The last programming I saw was a badly pieced-together documentary explaining how the bio-engineered nanobots had been created using microscopic computer chips fused with genetic DNA from some small creature. I can’t be positive but I don’t think they ever revealed exactly which type of bug they took the DNA from. Not that it matters much, I guess, but at the time I remember wondering if the program had been edited and several minutes of information conveniently removed. It didn’t make much sense but I had a feeling I was right. Why bother, though? What did they have to hide?

After the documentary, things got even weirder. They cut to a live feed from CNN headquarters in Atlanta, Georgia but there was no one in front of the camera. I kept waiting for the producer to cut to a different feed or run some other pre-taped program but nothing happened. Ten seconds went by, then half a minute. It was as if the studio was empty, or maybe everyone had gone home and just left the camera running. After nearly five minutes of dead air, an old grey haired man with small beady eyes shuffled into view and sat down on the corner of the wooden desk to take center stage in the news studio. He was rake thin and practically drowning in his baggy clothes. His exposed head and hands were also covered in numerous red cancerous growths but he had a constant smile plastered on his face that no amount of sickness seemed able to wipe off. Who was this guy? He had a CNN tag on his chest and although it was a little blurry, when I moved closer to the TV I think his name was Jim something. Jim Argen…something; the last part of the man’s name was lost in a fold of his baggy sweater. Whoever he was, surely he wasn’t one of CNN’s newscasters. Couldn’t be. Hell, the old bugger had to be close to eighty years old. Maybe older. He’d walked onstage from behind the angle of the camera though, so for all I knew maybe he was the cameraman; or used to be. Was that even possible, and even if it was why was CNN broadcasting him live to the entire world? I had no way of knowing but I had the feeling that maybe he was the only one left at the studio. Some old diehard who’d worked there his whole life and now, even when the world was falling apart around him, stubbornly refused to go home.

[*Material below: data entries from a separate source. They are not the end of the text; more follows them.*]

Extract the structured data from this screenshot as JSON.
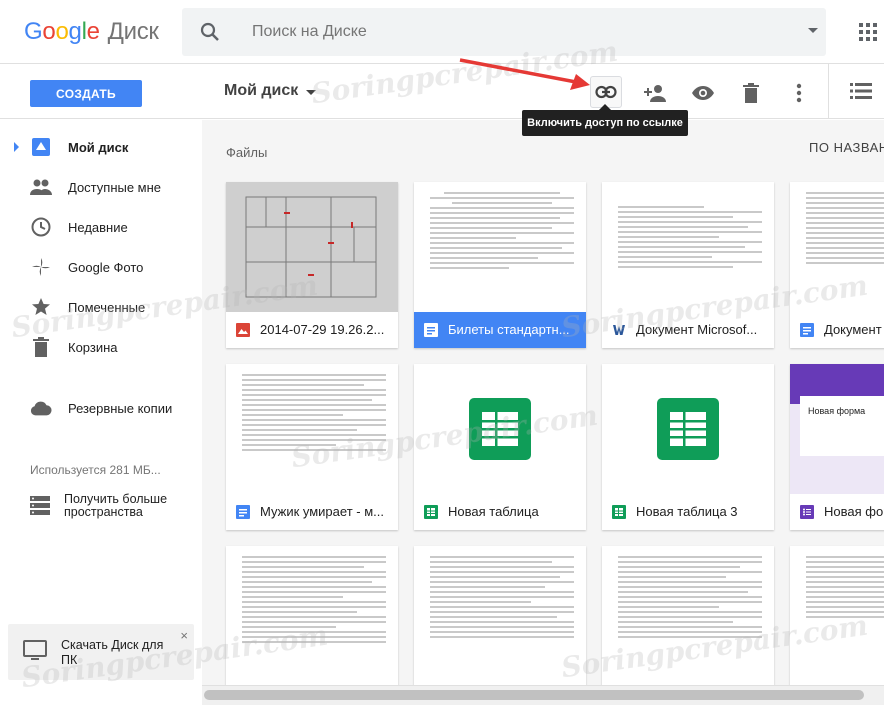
{
  "app": {
    "logo_google": [
      "G",
      "o",
      "o",
      "g",
      "l",
      "e"
    ],
    "logo_product": "Диск"
  },
  "search": {
    "placeholder": "Поиск на Диске"
  },
  "toolbar": {
    "create_label": "СОЗДАТЬ",
    "title": "Мой диск",
    "tooltip": "Включить доступ по ссылке"
  },
  "sidebar": {
    "items": [
      {
        "label": "Мой диск",
        "icon": "drive-icon",
        "active": true
      },
      {
        "label": "Доступные мне",
        "icon": "people-icon",
        "active": false
      },
      {
        "label": "Недавние",
        "icon": "clock-icon",
        "active": false
      },
      {
        "label": "Google Фото",
        "icon": "photos-icon",
        "active": false
      },
      {
        "label": "Помеченные",
        "icon": "star-icon",
        "active": false
      },
      {
        "label": "Корзина",
        "icon": "trash-icon",
        "active": false
      },
      {
        "label": "Резервные копии",
        "icon": "cloud-icon",
        "active": false
      }
    ],
    "usage": "Используется 281 МБ...",
    "upgrade": "Получить больше пространства",
    "download": "Скачать Диск для ПК",
    "download_close": "×"
  },
  "main": {
    "section": "Файлы",
    "sort": "ПО НАЗВАН",
    "files": [
      {
        "name": "2014-07-29 19.26.2...",
        "type": "image",
        "icon_color": "#db4437",
        "selected": false
      },
      {
        "name": "Билеты стандартн...",
        "type": "doc",
        "icon_color": "#4285f4",
        "selected": true
      },
      {
        "name": "Документ Microsof...",
        "type": "word",
        "icon_color": "#2b579a",
        "selected": false
      },
      {
        "name": "Документ",
        "type": "doc",
        "icon_color": "#4285f4",
        "selected": false
      },
      {
        "name": "Мужик умирает - м...",
        "type": "doc",
        "icon_color": "#4285f4",
        "selected": false
      },
      {
        "name": "Новая таблица",
        "type": "sheet",
        "icon_color": "#0f9d58",
        "selected": false
      },
      {
        "name": "Новая таблица 3",
        "type": "sheet",
        "icon_color": "#0f9d58",
        "selected": false
      },
      {
        "name": "Новая фор",
        "type": "form",
        "icon_color": "#673ab7",
        "selected": false
      }
    ],
    "form_thumb_title": "Новая форма"
  },
  "watermark": "Soringpcrepair.com",
  "colors": {
    "accent": "#4285f4",
    "sheet": "#0f9d58",
    "form": "#673ab7",
    "arrow": "#e53935"
  }
}
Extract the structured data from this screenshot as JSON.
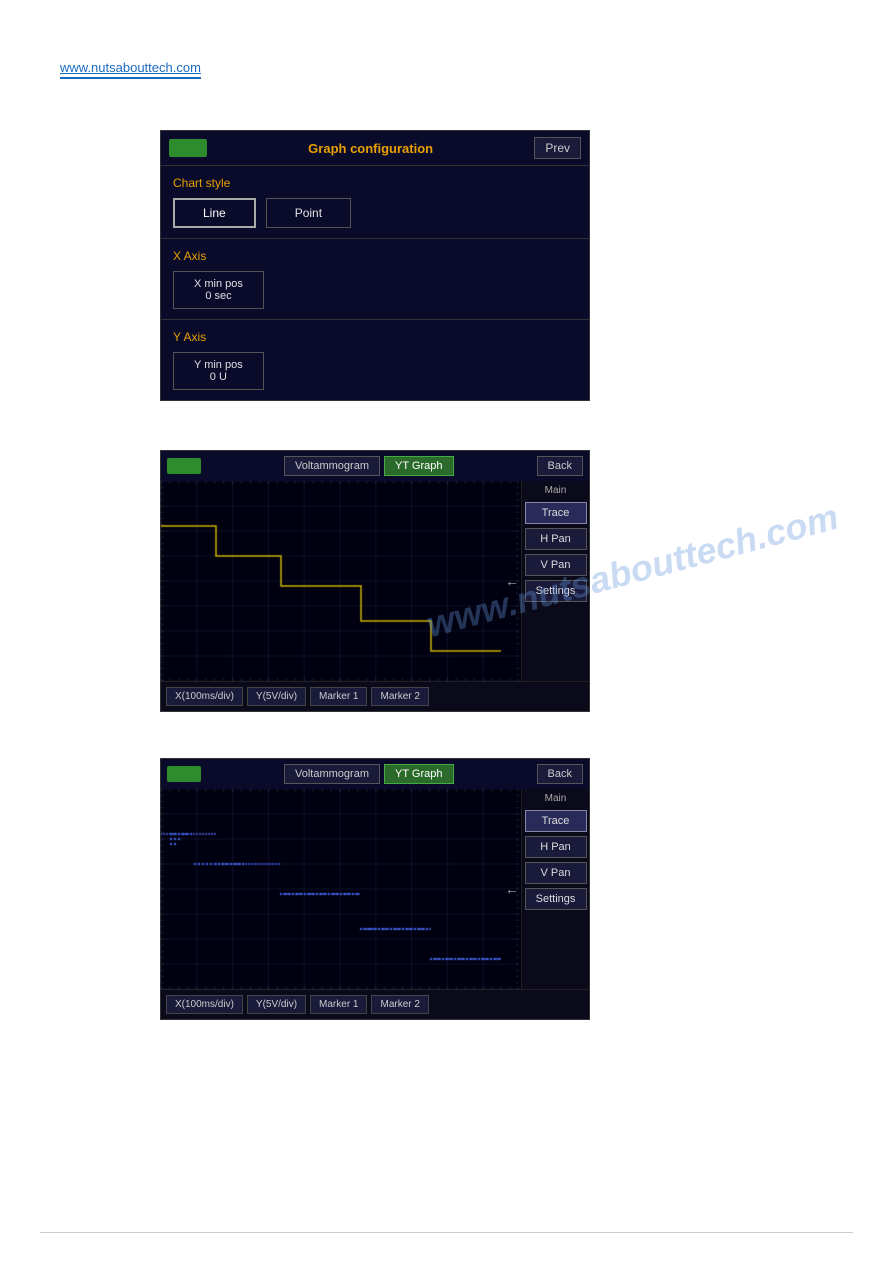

I never did find out. Old Jim just kept sitting there smiling into the camera until the picture cut out and the network went static. After that I had no contact with the outside world at all. No TV, no radio, no noisy neighbors, no nothing.

What the hell is going on?

A couple of days they’d said. Three or four tops. The skies would clear and people could go about their regular lives while the nanobots worked their invisible magic from the inside. Lying bastards. They’ve fucked things up good this time.

Real good.

 

When Tim woke up the next morning, naked and sweating beneath an old wool blanket, it took him a moment to figure out there was something different about his surroundings. Something had changed and it wasn’t until he got shakily to his feet and walked over to the dining room window that he realized what it was.